Publicado en El Nacional
Por: Elías Pino Iturrieta
Las elecciones municipales han sido objeto de una subestimación que merece comentarios. Ciertamente, no fueron una hazaña que tiene lugar de excepción en los anales patrios, pero tampoco la nimiedad a partir de la cual se las ha querido presentar. En medio de una apatía generalizada, el simple hecho de llevar a cabo un conjunto de escaramuzas para la protección de unas pocas ciudadelas amenazadas por la dictadura es un hecho digno de encomio. Si el régimen, con los recursos que todavía maneja y con la complicidad del CNE, se ha empeñado en un proyecto de hegemonía que pretende la dominación absoluta del territorio y de los individuos que lo habitan, la existencia de parcelas que lo impiden desde su reducido espacio, desde la pequeñez de su estatura, es un suceso digno del respeto negado por los discursos grandilocuentes que se divulgan desde la tribuna de la “alta política” y que anuncian, como si fuera asunto de coser y cantar, la cercanía de la democracia a través de una gesta masiva que no se ve por ninguna parte.

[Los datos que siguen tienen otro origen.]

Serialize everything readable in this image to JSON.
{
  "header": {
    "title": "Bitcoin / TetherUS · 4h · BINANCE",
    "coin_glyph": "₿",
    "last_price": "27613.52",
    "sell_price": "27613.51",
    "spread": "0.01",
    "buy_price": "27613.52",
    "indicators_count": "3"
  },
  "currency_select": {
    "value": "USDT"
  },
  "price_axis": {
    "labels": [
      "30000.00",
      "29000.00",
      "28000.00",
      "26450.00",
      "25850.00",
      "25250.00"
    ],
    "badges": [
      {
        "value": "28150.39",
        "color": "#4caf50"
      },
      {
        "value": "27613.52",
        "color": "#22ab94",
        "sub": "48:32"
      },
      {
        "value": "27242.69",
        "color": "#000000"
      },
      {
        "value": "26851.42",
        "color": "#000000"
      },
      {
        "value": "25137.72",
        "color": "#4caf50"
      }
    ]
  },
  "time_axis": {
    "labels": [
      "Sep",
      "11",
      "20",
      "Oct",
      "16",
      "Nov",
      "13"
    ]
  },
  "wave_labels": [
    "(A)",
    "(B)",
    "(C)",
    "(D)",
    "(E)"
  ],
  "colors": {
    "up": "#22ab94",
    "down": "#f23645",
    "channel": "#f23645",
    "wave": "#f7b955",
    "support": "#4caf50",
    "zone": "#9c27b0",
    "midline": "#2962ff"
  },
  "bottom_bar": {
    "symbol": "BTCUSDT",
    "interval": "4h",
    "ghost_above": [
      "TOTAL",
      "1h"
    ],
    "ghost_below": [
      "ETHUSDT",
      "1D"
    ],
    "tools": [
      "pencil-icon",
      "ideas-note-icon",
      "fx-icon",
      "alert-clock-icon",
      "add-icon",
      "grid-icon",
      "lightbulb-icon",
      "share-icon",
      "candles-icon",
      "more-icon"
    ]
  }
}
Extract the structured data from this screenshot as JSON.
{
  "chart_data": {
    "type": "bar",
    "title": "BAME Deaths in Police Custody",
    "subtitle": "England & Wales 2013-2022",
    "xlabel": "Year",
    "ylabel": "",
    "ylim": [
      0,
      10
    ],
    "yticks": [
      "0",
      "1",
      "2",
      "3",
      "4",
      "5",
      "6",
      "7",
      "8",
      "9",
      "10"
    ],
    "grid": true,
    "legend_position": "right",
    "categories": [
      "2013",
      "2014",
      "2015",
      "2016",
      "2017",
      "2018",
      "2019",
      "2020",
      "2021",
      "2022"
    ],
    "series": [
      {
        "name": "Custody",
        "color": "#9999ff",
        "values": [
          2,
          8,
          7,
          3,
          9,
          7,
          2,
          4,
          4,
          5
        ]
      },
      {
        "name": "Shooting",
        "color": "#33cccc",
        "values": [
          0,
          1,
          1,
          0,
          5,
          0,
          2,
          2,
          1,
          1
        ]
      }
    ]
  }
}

Las pretensiones de la dictadura han debido enfrentar la resistencia de contadas jurisdicciones que no se han dejado avasallar. No han podido con un conjunto de ciudadanos que hacen su vida en la escala municipal para cuidarla y vigilarla a su manera. ¿Por qué importan esas parcelas, aparentemente insignificantes frente a las agallas de la “revolución” y ante los planes colosales de una oposición que los mira con desdén? Han mantenido una rutina de administración cuyas raíces se depositaron en el abono de la democracia representativa que distinguió la segunda mitad del siglo XX venezolano. Han custodiado una forma de convivencia alejada de los usos autoritarios que campean en la actualidad. Han tratado de manejar con pulcritud los pocos recursos públicos que pasan por sus manos, aunque no hayan logrado un manejo impoluto de las economías lugareñas. Son aire fresco en medio de la inmundicia generalizada, gente parecida a la de antes que persiste contra el dominio de los “hombres nuevos” y contra los pontífices de la contrarrevolución radical.

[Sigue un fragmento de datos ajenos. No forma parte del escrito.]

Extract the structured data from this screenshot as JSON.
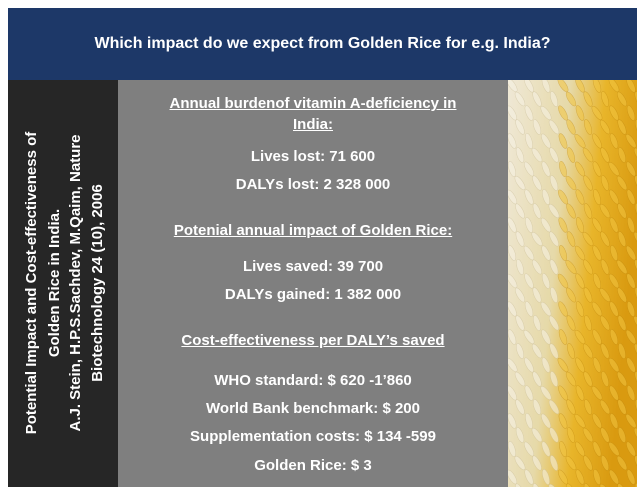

Lucharon contra la abulia de los vecindarios y mantuvieron el fuero municipal. Se pelearon entre ellos, pero, en la mayoría de los casos, se dejaron aconsejar por la sensatez. Toparon con numerosos aventureros y con la visita de los advenedizos, pero los echaron a tiempo de la casa. Debieron soldar el rompecabezas dejado por los líderes nacionales de los partidos, para llegar después a meta cierta. Se me dirá que no cosecharon laureles como los de Carabobo, pero nadie puede negar que ganaron una batalla que parecía perdida en medio de una ciénaga de derrotismo, de oportunismo y de ínfulas vacías. La historia no se hace en las conflagraciones campales que describen los libros de los escolares, sino en las minucias de una rutina que se vuelve trascendental cuando el entorno lo requiere. Los héroes no son solo aquellos que se empinan en estatuas reverenciadas, sino esa gente cercana, ese amigo de la cuadra, ese contertulio del kiosco que se duele de su destino y ese concejal de presencia modesta que da la cara cuando la adversidad lo desafía. De ellos se trata en estas líneas, hacia ellos va un reconocimiento que ha destacado por su renuencia y por su miopía.
No proclamamos una victoria olímpica porque no sucedió. Sin embargo, advertimos la influencia de un civismo dispuesto a sobrevivir, la permanencia de una cultura orientada a la cohabitación que se apuntala en cimientos antiguos; la existencia de vestigios de republicanismo y la presencia de liderazgos humildes sobre cuya valía, aunque en pequeña escala, conviene detenerse. Gracias a su trabajo sentimos que no todo está perdido, que unas minúsculas redenciones pueden acceder al crecimiento si así lo entienden de veras sus protagonistas, sus electores que hicieron mutis por el foro y, en especial, los líderes de las alturas que los consideran como subalternos y los tragan como si fueran aceite de ricino.